Pero invariablemente su timidez le vencía, le presentaba las ideas de la víspera con apariencia triste, y le obligaba a renunciar a sus proyectos. ¿Era probable, por otra parte, que pudiese hallar una colocación? "No me aceptarían", murmuraba el infeliz, y se agachaba a ponerse el collar de sus miserias.
La situación de Tikone era, pues, deplorable; desde luego porque carecía de las cualidades propias del bufón. No era capaz de bailar hasta caer rendido de cansancio, ni de gastar mil monerías, abundar en bromas y frases graciosas, bajo la amenaza sorda de un castigo; no podía reír y cantar desnudo y expuesto a un frío de veinticinco grados bajo cero; era imposible que bebiese aguardiente con tinta o comiese hongos venenosos.
Sabe Dios lo que hubiera sido del pobre Tredopuskin sí su último amo no hubiese escrito en el testamento: "Doy a Zezé (por otro nombre Tikone) y a sus herederos, la aldea de Bésriélendéefka."
Pasado algún tiempo, el honesto legatario murió de apoplejía. Puso la justicia sus sellos y, al cabo de quince días se reunían los parientes del difunto. Se llamó a Tredopuskín, que compareció enseguida.

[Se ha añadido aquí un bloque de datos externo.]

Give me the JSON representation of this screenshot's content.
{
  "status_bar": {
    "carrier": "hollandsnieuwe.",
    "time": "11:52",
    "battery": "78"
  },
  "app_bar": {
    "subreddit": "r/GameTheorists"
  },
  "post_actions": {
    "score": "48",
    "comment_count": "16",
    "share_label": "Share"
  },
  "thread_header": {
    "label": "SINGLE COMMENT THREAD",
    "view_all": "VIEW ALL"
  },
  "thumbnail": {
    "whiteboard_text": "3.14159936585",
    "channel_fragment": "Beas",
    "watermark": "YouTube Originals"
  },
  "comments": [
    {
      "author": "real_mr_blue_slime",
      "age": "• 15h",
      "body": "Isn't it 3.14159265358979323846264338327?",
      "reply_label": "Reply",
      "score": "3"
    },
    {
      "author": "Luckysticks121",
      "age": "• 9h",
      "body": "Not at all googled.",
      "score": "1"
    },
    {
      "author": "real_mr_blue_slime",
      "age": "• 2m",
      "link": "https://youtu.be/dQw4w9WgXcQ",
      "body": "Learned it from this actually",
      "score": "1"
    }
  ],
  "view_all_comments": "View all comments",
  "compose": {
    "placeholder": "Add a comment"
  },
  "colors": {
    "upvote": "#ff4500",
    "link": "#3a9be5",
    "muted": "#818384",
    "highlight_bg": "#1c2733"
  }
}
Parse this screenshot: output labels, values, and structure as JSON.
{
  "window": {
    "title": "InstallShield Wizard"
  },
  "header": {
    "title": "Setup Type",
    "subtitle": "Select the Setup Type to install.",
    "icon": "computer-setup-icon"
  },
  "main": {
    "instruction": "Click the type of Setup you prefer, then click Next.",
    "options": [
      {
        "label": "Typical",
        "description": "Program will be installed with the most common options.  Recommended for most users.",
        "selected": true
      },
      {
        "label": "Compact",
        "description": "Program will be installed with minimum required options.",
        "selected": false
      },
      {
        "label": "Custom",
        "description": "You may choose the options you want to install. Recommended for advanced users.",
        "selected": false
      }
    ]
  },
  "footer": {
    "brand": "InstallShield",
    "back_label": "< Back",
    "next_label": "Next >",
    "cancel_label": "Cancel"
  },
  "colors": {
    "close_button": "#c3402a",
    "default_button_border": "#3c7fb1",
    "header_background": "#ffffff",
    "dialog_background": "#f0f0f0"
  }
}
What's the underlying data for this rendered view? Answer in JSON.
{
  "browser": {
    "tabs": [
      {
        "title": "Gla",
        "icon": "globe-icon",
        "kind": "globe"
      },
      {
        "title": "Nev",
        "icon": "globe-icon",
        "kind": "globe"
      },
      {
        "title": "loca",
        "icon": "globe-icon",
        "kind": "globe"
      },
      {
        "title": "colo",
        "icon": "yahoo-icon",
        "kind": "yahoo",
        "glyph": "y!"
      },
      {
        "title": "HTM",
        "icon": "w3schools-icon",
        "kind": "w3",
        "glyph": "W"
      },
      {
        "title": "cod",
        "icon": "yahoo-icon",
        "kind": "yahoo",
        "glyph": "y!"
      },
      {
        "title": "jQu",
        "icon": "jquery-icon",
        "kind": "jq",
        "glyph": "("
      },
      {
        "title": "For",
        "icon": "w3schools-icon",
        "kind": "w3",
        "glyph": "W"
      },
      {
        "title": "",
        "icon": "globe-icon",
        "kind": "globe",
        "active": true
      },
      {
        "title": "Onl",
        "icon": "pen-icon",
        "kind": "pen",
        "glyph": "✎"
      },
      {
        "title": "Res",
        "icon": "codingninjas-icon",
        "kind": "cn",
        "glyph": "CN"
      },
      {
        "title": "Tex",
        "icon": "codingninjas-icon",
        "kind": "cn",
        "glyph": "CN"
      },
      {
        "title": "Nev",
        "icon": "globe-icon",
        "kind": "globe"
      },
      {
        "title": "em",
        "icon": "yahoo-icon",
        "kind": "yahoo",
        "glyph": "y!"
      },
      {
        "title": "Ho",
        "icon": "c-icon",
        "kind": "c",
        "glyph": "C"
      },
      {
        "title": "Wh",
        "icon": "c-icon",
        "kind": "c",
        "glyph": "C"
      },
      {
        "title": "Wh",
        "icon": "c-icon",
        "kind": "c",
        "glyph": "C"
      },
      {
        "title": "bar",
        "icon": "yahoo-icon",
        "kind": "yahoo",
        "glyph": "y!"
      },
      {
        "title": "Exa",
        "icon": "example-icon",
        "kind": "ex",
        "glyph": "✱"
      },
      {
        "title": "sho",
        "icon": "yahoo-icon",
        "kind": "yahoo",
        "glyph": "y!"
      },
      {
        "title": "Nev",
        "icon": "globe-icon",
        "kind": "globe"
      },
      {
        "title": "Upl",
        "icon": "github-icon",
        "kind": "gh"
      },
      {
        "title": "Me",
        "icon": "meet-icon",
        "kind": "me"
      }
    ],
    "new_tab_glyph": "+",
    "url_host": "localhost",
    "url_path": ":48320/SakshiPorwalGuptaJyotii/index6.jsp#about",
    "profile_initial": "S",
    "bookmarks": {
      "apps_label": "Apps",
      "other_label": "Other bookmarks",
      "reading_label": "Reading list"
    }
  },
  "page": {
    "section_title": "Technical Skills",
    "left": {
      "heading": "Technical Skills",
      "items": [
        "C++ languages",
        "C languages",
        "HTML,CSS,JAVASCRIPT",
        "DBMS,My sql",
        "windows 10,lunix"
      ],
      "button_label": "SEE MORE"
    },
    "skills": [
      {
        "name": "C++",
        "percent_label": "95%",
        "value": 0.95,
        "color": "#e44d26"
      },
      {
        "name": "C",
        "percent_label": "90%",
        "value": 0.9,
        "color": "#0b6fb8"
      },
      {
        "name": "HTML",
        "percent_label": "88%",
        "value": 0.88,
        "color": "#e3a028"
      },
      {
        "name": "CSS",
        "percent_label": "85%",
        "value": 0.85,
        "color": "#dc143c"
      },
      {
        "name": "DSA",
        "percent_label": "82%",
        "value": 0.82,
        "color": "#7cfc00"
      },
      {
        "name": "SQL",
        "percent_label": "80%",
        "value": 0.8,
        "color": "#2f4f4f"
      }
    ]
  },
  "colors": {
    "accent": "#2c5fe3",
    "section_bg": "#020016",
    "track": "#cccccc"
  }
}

Los herederos conocían las funciones de Tikone en casa del pariente muerto. Y así fueron los silbidos y los gritos cuando lo vieron entrar en la sala.
—¡Señor terrateniente! Amigos, ¡aquí está el nuevo amo!
—Sí —dijo uno que se pagaba de ingenioso—, este señor es perfecto, se sabe lo que es. Justamente... es un... un..., ¿un señor?
Y estalló en una risa olímpica.
El pobre bufón no quería creer que fuese verdad tanta dicha. Fue preciso mostrarle la pertinente disposición testamentaría. Se sonrojó, guiñó los ojos, abrió la boca y acabó por ponerse a llorar.
Con tales demostraciones, los espectadores lanzaron un ¡hurrah! y los vidrios temblaron como en un día de tormenta.
Bésriélendéefka no era, al fin y al cabo, más que una aldea de veintidós almas. Y los presentes no la tenían en mucho. Pero, puesto que la ocasión era buena, ¿por qué no divertirse? Cierto señor Rostilaf Adamych Stoppel discurrió más. Se aproximó a Tikone hasta rozarle la cadera y le dijo con desdén: —Usted, señor, desempeñaba, creo, en casa del difunto Fedorych, funciones de bufón. ¿Era usted su criado favorito?